Copper prices fell Tuesday to their lowest level in eight weeks on concerns that China may tamp down on rising commodity prices and that the metal’s red-hot rally has gone too far.

Front-month copper futures slid 4.2% to $4.34 a pound, falling 9% below their May record. Tuesday marked the worst day for the industrial metal, which has a variety of uses from electronics to cars and home building, since late April. In London, three-month copper forward contracts on the London Metal Exchange dropped about 4% to $9,553.50 a metric ton.

Speculation that China’s strategic stockpiling body, the State Reserve Bureau, is planning to gradually release some of its stockpiles of copper, aluminum and zinc over the coming months led to the downturn on Tuesday, analysts said. The world’s second-largest nation consumes half of the world’s refined copper. Investors fear such steps could be part of a broader push from Chinese officials to temper rising prices.

“The biggest headwind is China talking about putting the brakes on inflation and stamping out the hoarding of metals and speculation,” said William Adams, head of base and battery metals research at Fastmarkets, a price reporting firm. “That obviously will be a meaningful factor in stamping out some of the more hot money that has flowed into the copper market.”

Copper has led the charge in a broad rally of industrial metals this year. It has drawn attention because of its potential role in a transition away from fossil fuels, and because of tight supplies due to lockdown-related mine closures. The metal, which is closely tied to global growth, has also benefited from economies reopening. A rush of speculative bets and bullish predictions from institutional investors have added fuel to the fire.

China has for some weeks been trying to cool the rally in the raw materials on which its economy depends. That has already helped prices reverse course. Copper prices shed roughly $1,000 a ton in the last month after hitting its highest-ever level of $10,556 a metric ton in May. The drop deepened Tuesday with London-traded prices falling to their lowest level since late April.

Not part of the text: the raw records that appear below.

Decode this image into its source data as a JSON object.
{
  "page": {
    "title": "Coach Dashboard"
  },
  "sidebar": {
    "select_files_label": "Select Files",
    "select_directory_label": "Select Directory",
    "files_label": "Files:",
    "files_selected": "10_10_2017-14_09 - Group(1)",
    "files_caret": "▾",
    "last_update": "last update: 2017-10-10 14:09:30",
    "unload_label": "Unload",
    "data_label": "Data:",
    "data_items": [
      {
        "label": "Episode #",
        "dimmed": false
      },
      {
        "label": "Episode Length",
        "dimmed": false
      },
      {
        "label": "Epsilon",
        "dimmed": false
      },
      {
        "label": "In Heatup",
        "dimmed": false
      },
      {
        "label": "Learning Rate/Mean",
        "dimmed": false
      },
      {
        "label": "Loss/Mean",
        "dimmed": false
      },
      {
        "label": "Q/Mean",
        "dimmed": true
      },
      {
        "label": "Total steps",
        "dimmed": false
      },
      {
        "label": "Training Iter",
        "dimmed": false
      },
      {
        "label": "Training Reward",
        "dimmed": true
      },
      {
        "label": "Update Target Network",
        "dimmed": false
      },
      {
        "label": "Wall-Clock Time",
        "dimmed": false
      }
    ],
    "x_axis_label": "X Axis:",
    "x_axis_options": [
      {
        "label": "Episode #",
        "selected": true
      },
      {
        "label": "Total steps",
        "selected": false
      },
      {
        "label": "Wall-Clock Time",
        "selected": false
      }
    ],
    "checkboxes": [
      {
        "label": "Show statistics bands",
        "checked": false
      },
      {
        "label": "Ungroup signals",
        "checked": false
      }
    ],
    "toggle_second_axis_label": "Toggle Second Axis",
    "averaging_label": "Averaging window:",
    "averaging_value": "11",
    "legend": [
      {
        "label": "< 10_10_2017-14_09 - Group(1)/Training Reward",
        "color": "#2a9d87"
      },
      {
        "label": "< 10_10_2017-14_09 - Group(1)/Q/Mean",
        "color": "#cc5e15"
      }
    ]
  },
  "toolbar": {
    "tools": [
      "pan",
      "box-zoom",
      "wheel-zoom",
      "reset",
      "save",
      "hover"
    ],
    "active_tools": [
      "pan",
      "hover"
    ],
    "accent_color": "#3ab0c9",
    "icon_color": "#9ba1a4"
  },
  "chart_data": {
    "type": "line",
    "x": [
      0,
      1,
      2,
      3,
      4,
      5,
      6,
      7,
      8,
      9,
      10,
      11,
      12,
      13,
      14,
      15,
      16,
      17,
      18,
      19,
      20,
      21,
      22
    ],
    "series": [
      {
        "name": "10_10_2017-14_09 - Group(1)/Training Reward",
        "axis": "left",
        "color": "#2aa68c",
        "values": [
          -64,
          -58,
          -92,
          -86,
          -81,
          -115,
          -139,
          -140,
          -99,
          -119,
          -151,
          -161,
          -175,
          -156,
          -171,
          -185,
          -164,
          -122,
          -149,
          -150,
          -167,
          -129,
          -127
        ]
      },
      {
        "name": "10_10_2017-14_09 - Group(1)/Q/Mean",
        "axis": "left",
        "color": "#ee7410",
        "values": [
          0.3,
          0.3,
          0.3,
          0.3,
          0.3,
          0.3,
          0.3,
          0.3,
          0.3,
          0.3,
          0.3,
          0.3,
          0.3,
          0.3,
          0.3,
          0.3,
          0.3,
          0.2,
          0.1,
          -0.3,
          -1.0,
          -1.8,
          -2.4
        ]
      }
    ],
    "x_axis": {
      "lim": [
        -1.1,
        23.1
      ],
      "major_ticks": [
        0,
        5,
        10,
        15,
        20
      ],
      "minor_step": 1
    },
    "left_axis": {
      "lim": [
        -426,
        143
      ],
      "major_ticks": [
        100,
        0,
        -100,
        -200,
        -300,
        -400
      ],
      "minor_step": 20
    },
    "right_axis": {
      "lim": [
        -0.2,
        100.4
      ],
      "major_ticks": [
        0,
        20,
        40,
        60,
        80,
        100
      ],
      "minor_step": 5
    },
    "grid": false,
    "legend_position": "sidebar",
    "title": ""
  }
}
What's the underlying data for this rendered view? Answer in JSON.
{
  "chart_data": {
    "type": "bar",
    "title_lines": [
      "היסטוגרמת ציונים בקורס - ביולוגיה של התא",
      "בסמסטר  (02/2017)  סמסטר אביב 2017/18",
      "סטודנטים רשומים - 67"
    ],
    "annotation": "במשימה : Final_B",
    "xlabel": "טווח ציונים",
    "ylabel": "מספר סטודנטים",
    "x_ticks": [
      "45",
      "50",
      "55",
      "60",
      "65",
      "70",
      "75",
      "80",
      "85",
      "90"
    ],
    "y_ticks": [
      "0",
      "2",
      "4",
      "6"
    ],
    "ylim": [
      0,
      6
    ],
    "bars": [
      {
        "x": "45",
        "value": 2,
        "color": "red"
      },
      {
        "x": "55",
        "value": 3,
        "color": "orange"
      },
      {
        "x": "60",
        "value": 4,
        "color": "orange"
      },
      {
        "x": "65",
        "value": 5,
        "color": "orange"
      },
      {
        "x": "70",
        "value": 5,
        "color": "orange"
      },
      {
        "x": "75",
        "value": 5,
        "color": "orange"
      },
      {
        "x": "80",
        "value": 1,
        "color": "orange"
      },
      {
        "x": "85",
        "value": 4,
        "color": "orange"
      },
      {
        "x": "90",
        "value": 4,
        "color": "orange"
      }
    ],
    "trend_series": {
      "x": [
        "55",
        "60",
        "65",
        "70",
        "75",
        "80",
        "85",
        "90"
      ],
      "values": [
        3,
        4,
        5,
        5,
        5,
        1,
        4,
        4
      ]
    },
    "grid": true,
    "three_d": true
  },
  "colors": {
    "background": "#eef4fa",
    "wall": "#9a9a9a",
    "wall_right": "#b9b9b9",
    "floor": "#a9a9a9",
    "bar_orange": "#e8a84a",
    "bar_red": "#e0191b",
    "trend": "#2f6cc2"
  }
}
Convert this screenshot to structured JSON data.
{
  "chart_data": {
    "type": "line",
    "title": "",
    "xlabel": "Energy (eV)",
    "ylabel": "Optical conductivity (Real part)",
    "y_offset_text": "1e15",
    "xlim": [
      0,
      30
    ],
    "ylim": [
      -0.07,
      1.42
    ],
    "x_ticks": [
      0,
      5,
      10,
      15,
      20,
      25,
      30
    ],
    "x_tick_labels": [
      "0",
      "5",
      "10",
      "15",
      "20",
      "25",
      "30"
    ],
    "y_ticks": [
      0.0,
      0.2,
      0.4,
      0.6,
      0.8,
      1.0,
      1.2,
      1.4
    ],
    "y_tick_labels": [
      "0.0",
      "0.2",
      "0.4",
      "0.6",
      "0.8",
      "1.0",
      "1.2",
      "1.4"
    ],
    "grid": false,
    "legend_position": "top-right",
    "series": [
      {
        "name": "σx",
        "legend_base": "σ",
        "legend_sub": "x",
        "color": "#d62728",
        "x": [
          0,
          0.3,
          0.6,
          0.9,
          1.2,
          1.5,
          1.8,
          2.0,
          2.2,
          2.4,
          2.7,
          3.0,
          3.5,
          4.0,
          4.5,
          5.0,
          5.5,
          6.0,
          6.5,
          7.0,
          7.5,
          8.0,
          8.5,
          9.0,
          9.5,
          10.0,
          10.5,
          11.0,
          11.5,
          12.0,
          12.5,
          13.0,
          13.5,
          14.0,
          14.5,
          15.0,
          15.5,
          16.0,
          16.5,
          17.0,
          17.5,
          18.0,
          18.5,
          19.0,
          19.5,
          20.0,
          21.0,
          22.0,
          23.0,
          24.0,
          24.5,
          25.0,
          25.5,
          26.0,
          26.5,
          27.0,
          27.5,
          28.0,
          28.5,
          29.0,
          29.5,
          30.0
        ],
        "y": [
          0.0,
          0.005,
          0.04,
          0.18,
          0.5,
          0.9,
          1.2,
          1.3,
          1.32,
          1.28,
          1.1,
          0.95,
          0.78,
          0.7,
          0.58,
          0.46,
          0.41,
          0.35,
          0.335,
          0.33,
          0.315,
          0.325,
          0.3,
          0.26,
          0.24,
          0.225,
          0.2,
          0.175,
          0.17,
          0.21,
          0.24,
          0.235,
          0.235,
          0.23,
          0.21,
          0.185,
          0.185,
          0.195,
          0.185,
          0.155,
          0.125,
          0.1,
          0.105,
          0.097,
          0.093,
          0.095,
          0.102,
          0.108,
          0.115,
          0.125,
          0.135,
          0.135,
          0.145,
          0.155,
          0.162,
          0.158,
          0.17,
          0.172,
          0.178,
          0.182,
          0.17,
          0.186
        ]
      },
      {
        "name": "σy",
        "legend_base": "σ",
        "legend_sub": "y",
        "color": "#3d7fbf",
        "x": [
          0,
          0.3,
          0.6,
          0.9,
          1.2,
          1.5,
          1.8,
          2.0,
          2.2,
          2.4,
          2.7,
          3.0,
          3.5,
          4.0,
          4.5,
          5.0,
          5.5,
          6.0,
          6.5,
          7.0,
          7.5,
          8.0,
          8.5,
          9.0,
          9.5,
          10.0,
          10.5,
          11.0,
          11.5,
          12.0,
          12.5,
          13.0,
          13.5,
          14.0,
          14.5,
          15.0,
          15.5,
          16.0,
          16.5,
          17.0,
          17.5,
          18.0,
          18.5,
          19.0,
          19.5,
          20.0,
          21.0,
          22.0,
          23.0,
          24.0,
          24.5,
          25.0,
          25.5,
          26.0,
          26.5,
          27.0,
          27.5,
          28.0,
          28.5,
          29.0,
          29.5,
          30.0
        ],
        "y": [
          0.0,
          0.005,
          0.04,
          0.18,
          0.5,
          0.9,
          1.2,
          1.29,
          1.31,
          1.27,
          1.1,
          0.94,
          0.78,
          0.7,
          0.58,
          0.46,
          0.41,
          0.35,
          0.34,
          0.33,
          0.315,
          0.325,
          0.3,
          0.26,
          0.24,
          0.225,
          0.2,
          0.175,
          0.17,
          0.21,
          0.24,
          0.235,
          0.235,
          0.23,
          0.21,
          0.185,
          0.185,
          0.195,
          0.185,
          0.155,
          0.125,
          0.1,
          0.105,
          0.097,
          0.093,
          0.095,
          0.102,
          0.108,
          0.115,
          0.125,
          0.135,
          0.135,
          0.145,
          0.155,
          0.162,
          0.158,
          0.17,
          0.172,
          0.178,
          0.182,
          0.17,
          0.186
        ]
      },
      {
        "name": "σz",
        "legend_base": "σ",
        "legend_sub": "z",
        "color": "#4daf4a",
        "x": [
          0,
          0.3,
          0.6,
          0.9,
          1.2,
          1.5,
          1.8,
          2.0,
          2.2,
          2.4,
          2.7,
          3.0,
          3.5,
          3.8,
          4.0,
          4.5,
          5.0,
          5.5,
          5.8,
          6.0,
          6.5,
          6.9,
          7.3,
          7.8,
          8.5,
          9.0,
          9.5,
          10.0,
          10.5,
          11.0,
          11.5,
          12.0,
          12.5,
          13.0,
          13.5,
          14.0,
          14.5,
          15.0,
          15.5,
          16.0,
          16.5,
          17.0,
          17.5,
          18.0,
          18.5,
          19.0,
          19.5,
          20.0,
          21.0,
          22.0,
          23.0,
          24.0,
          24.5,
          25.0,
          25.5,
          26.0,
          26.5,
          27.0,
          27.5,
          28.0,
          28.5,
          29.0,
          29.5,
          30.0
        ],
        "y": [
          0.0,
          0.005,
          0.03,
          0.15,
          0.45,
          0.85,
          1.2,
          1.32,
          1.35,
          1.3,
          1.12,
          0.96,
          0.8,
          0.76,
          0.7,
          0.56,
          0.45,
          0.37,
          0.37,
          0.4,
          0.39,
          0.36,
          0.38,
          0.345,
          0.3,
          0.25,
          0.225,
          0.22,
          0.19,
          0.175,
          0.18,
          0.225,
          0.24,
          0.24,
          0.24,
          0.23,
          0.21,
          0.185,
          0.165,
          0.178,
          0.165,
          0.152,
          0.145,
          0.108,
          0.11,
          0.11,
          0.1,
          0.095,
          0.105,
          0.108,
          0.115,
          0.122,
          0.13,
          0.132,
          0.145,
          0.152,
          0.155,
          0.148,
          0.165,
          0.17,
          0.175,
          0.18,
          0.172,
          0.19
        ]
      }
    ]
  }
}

Since May, Chinese officials have repeatedly expressed their disquiet about rapidly rising prices. The national cabinet last month said it would take steps to ensure adequate supply and stable prices for commodities. Industry representatives were warned by regulators to take a zero-tolerance approach to market manipulation or hoarding of metals.

The intervention in commodity markets mirrors Beijing’s clampdown on cryptocurrencies. Its efforts on that front have added to volatility in digital currencies such as bitcoin.

Recent rebukes of China by G-7 and NATO nations also spurred concerns about worsening geopolitical tensions between Beijing and the West, said Mr. Adams. This is reminiscent of recent trade disputes that took a toll on global growth and copper demand, he said.

Other London-traded base metals also fell Tuesday. Three-month forward contracts for nickel dropped 4.4% to $17,655 a ton, while aluminum declined 1.2% to $2,460 a ton and zinc fell 1.2% to $2,459 a ton.

Questions about whether copper’s record-setting rally was justified could also be emerging, said Julian Kettle, senior vice president at consulting firm Wood Mackenzie. New Covid-19 variants and delays to lockdowns easing in some countries pose a threat to the pace of global economic recovery.

“Prices had gone too far, too fast,” Mr. Kettle said. “The fundamentals don’t actually justify the price we had seen.”